"Es war mir eine Ehre": So verabschiedete sich Anne Will vom ARD-Publikum
Sie hat in 553 Talk-Ausgaben mehr als 1.300 Gesprächsgäste begrüßt. Nun verabschiedete sich Anne Will nach 16 Jahren als ARD-Polittalkerin - und fasste in ihrer letzten Sendung zusammen, "was in diesem Jahr an großen Krisen passiert ist". Lob gab es unter anderem von Vizekanzler Robert Habeck.
Ihr konnte man als Gast kaum mit einem menschlichen Ablenkungsmanöver imponieren: Ob ein kleiner Scherz am Rande, ausweichende Floskeln oder eine abwehrende Haltung - Anne Will entlockte schließlich allen eine sachliche Einschätzung. Die 57-Jährige - eine der wohl bedeutendsten Journalistinnen im deutschen Fernsehen - verabschiedete sich am Sonntag nach 16 Jahren mit einer letzten Polittalk-Runde "Anne Will". Eine klare Richtung war der ARD-Talkerin immer wichtig. Ausgerechnet in der letzten Ausgabe ihres Formats suchte man danach jedoch vergeblich.

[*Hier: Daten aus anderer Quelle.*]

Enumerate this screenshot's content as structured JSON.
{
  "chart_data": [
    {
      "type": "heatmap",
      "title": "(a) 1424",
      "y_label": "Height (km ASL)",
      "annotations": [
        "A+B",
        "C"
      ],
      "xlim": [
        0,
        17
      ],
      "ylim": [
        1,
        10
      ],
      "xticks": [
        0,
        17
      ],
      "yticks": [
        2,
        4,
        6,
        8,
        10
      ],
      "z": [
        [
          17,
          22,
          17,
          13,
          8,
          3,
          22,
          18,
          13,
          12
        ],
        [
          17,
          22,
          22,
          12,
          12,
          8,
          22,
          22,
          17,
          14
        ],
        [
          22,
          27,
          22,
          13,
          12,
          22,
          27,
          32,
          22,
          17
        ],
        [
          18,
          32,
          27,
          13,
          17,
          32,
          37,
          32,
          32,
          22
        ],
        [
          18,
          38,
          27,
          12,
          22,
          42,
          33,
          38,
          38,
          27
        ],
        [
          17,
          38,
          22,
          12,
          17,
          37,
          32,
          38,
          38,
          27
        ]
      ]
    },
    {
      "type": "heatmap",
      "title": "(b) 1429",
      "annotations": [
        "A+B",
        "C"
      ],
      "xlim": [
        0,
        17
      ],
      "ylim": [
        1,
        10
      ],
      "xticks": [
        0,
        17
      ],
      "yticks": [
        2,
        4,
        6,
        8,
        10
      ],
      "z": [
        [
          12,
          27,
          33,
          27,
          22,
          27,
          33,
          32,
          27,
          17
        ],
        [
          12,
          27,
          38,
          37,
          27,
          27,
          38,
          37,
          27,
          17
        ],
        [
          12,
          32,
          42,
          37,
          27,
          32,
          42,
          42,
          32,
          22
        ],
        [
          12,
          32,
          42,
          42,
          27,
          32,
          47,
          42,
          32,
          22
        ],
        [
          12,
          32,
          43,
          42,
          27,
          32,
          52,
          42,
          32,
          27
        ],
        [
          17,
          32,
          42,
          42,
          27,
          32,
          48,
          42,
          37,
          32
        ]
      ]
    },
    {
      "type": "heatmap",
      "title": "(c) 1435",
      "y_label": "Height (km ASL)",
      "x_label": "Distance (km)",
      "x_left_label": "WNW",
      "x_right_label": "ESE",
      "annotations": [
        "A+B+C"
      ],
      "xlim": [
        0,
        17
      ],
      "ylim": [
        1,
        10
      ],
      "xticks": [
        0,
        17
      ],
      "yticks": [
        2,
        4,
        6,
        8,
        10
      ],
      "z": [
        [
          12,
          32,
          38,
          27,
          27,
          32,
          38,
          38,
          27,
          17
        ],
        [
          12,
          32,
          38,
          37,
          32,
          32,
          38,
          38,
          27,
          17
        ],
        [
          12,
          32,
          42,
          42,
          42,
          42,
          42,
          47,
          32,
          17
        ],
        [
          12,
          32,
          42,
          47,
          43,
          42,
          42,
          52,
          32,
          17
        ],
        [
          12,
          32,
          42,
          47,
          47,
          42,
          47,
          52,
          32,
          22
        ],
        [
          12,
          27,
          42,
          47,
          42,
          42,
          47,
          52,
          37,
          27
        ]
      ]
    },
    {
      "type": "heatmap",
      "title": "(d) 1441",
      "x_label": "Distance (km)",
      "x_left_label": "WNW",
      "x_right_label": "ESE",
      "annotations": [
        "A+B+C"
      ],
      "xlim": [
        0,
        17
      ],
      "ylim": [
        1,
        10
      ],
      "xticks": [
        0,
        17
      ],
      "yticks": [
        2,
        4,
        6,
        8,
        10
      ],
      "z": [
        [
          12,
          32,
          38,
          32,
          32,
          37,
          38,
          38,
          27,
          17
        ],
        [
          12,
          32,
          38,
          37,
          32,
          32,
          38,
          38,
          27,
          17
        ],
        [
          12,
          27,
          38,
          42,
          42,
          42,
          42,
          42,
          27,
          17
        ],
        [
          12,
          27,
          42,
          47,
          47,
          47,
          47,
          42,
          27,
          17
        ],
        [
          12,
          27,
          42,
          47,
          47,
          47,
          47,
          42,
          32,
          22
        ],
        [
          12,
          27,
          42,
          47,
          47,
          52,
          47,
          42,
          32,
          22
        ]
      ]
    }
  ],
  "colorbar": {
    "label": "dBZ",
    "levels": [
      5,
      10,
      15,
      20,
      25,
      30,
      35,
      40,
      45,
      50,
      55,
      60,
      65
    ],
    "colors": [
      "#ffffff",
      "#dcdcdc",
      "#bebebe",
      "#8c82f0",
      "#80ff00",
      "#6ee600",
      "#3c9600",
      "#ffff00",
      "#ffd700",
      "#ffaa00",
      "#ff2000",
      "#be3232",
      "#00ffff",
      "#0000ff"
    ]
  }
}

Gekleidet ganz in Schwarz, wohl ein Symbol der globalen Krisenstimmung, warf Anne Will zu Beginn eine fast philosophische Frage in den Raum: "Die Welt in Unordnung: Ist Deutschland den Herausforderungen gewachsen?". Die Gäste des Abends wurden damit in einen schier endlosen intellektuellen Diskussionsraum geworfen.
Habeck blieb Anne Will eine konkrete Antwort schuldig
So arbeiteten Vizekanzler Robert Habeck (Grüne), der Direktor des Deutschen Historischen Museums, Raphael Gross, der deutsch-iranische Schriftsteller Navid Kermani und die Politikwissenschaftlerin Florence Gaub alle großen Themen ab: Krieg in der Ukraine, der deutsche Haushalt, Israel und die Hamas sowie, so Gaub, "eine neue Weltordnung seitens Russlands und China".
Fast schon enttäuschend waren die wenig konkreten Aussagen der Gäste. "Eine wohlige Naivität können wir uns nicht mehr leisten", mahnte Habeck etwa im Zusammenhang mit dem Krieg im Osten Europas. Auch hinsichtlich der Milliardenlöcher im Haushalt hielt sich der Wirtschaftsminister bedeckt: "Wir werden Schritt für Schritt analysieren", versprach er. Trotz Wills vergleichbar schwachen Versuch, eine deutlichere Antwort aus Habeck herauszukitzeln, blieb dieser der Talkmasterin eine Antwort schuldig: "Ich werde das heute Abend nicht konkret machen."
Robert Habeck lobte Anne Will: "Das war schon stilprägend"
Eindeutiger waren indes die warmen Worte, die die Anwesenden schlussendlich für ihre Gastgeberin fanden. Zum Ende der Ära Will im Ersten sparte der Vizekanzler nicht mit Lob: "16 Jahre Aufklärung, das war schon stilprägend". Dem schloss sich Kermani an: "Ich glaube, alle haben sich wohlgefühlt, sonst wären die anderen nicht wiedergekommen".
Anne Will richtete final selbst das Wort an das Publikum und dankte für "das große Vertrauen und das große Interesse". Den Tränen nahe erklärte die Journalistin: "Auch wenn das jetzt pathetisch klingt: Es war mir eine Ehre!"
Zum Abschied: Ein Rückblick auf 16 Jahre "Anne Will"
Nach Wills Abschied sorgte Jessy Wellmer von den "Tagesthemen" für einen Hauch Nostalgie. Sie präsentierte einen kurzen Rückblick, der die Polittalkerin unter anderem in ihrer ersten Sendung, im Eifer hitziger Debatten und im Gespräch mit politischen Schwergewichten zeigte.
"Anne Will" galt lange als das wichtigste, weil quotenstärkste Format. Auch dank des starken Sonntagabend-Krimis, der stets unmittelbar vor der Sendung läuft - und diesmal einer Hommage an die Talkmasterin gleichkam: Vor der nach ihr benannten Sendung lief doch glatt ein "Tatort" aus Köln, dem Geburtsort der Moderatorin.